Some form of legal protection for medical marijuana physicians, patients and caregivers is a fundamental aspect of MMLs. A state can offer two types of legal protections to medical marijuana participants: legal privilege or affirmative defense. Legal privilege prevents the state from bringing criminal charges against an individual for a particular activity, whereas a valid affirmative defense allows the individual to prevail against the criminal charges at trial. In other words, an affirmative defense protects against conviction, while legal privilege protects against both trial and conviction. On the one hand, jurisdictions may vote to provide legal privilege and thus confer ‘stronger’ or ‘more’ legal protection to individuals, given law enforcement would not have the power to arrest an individual for marijuana-related charges permitted in the MMLs (legal privilege protection). On the other hand, voters and legislatures may be concerned with the potential for diversion or abuse/misuse, for example, and thus allow law enforcement to arrest individuals on suspicion of violating MMLs and require those individuals to provide their defense in the judicial system (affirmative defense protection).
States can offer these legal protections to patients, caregivers, and/or physicians. However, when states were establishing medical marijuana laws throughout the country, they did not always create coordinated protections for physicians, patients, dispensaries and caregivers. While model MM statutes endorse protections for patients, caregivers and physicians, the types of legal protections differ for each party and differs between the MPP and ASA. The MPP model statute provides an affirmative defense for all medical marijuana patients and caregivers, and legal privilege to those patients and caregivers who register with the state. Physicians can only rely upon legal privilege to avoid consequences for recommending medical marijuana; there is no affirmative defense available to physicians. In contrast, the ASA model statute only advises legal privilege to patients, caregivers, and physicians. If any of these parties’ conduct falls outside the protections offered by this privilege, the model statute does not allow for the alternate route of an affirmative defense.

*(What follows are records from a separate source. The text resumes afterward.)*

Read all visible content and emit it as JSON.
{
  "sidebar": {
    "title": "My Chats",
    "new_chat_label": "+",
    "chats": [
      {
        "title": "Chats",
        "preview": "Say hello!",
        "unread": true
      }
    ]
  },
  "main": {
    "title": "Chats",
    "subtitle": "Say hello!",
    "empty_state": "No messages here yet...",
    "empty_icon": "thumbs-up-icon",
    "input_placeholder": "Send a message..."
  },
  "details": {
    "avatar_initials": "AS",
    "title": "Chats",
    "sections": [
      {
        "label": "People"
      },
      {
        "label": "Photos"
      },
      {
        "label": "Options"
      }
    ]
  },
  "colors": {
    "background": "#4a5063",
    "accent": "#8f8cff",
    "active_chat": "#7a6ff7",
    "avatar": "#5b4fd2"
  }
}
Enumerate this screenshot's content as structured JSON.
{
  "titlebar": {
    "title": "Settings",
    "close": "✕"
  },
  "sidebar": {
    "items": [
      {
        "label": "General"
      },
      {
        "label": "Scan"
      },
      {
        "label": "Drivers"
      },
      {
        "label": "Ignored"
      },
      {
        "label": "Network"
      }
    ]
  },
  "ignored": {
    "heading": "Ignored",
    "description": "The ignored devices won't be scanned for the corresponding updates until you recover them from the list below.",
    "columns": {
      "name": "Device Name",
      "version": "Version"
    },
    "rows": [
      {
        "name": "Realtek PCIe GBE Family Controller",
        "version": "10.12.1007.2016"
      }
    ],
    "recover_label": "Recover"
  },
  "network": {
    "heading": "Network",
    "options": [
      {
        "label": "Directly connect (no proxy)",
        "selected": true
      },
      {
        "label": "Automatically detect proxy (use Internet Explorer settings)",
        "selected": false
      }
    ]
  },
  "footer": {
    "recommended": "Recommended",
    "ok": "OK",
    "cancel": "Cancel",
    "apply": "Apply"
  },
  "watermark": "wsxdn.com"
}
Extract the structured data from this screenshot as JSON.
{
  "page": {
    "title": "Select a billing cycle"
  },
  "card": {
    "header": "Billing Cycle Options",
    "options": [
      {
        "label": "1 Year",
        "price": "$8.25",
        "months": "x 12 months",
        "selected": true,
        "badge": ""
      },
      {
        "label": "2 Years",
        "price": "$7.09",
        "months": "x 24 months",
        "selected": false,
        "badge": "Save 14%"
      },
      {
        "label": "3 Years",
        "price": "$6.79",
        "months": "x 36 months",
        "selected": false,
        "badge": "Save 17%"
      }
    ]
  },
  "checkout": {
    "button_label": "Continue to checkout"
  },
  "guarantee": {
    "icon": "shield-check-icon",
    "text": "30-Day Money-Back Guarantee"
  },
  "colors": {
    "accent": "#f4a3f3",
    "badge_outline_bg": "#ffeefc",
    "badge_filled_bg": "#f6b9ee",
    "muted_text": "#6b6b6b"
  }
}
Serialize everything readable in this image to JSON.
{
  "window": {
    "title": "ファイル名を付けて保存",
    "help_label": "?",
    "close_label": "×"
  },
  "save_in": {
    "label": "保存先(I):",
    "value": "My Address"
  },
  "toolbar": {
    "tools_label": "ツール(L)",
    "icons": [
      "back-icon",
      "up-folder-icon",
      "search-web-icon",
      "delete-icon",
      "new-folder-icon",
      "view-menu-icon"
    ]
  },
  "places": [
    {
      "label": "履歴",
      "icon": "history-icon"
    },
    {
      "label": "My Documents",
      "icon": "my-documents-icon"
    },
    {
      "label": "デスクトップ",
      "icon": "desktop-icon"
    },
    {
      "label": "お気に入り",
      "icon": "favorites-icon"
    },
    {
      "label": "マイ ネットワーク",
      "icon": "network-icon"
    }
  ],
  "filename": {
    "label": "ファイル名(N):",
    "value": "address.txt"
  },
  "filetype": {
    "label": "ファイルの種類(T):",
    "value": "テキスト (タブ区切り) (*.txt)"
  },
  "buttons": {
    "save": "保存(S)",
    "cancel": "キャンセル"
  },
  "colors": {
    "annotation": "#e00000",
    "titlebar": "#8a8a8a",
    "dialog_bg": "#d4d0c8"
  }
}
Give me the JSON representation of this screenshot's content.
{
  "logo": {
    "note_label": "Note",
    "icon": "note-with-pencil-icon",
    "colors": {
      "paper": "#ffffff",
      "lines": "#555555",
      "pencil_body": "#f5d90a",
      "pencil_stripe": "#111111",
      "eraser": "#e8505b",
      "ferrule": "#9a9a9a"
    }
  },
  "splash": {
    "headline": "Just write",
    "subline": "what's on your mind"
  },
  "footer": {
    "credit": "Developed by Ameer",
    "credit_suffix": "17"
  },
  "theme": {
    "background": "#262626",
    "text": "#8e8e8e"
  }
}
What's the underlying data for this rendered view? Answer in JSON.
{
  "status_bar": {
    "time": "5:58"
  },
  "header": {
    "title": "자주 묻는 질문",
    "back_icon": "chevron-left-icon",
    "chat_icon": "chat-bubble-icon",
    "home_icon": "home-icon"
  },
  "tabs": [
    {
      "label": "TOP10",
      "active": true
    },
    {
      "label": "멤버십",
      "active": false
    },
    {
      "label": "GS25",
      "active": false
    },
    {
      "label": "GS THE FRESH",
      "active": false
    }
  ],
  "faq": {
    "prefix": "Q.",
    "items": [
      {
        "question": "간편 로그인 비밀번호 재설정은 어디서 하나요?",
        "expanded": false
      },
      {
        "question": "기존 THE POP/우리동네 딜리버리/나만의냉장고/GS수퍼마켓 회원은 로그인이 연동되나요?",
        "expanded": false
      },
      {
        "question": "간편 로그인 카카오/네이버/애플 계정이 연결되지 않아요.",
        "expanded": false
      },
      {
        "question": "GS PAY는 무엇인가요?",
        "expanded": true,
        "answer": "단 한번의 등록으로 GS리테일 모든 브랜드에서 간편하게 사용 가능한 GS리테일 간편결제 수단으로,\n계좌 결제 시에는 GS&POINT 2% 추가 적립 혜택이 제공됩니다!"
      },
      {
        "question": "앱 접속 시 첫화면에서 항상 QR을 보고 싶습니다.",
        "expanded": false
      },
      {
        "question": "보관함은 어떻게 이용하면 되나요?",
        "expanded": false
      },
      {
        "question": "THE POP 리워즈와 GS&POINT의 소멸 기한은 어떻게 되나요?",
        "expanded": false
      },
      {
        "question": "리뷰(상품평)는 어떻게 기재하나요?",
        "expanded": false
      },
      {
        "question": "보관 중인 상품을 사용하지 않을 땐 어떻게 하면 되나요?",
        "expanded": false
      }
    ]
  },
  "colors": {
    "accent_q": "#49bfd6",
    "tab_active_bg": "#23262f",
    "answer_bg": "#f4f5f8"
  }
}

Currently, nearly all jurisdictions, except DC and New Mexico (NM), have provisions allowing patients to introduce an affirmative defense for medical use of marijuana. In these two jurisdictions, medical marijuana patients and caregivers enjoy a legal privilege that appear to protect them from arrest and prosecution. Additionally, DC provides an affirmative defense to alternative caregivers who assist a medical marijuana patient “only when the caregiver was not reasonably available to provide assistance.” (B18–622 § 9(c) (D.C. 2010) Therefore, nearly every jurisdiction differs from MPP and ASA in the provision of legal protections for patients and caregivers, except for NM which reflects ASA.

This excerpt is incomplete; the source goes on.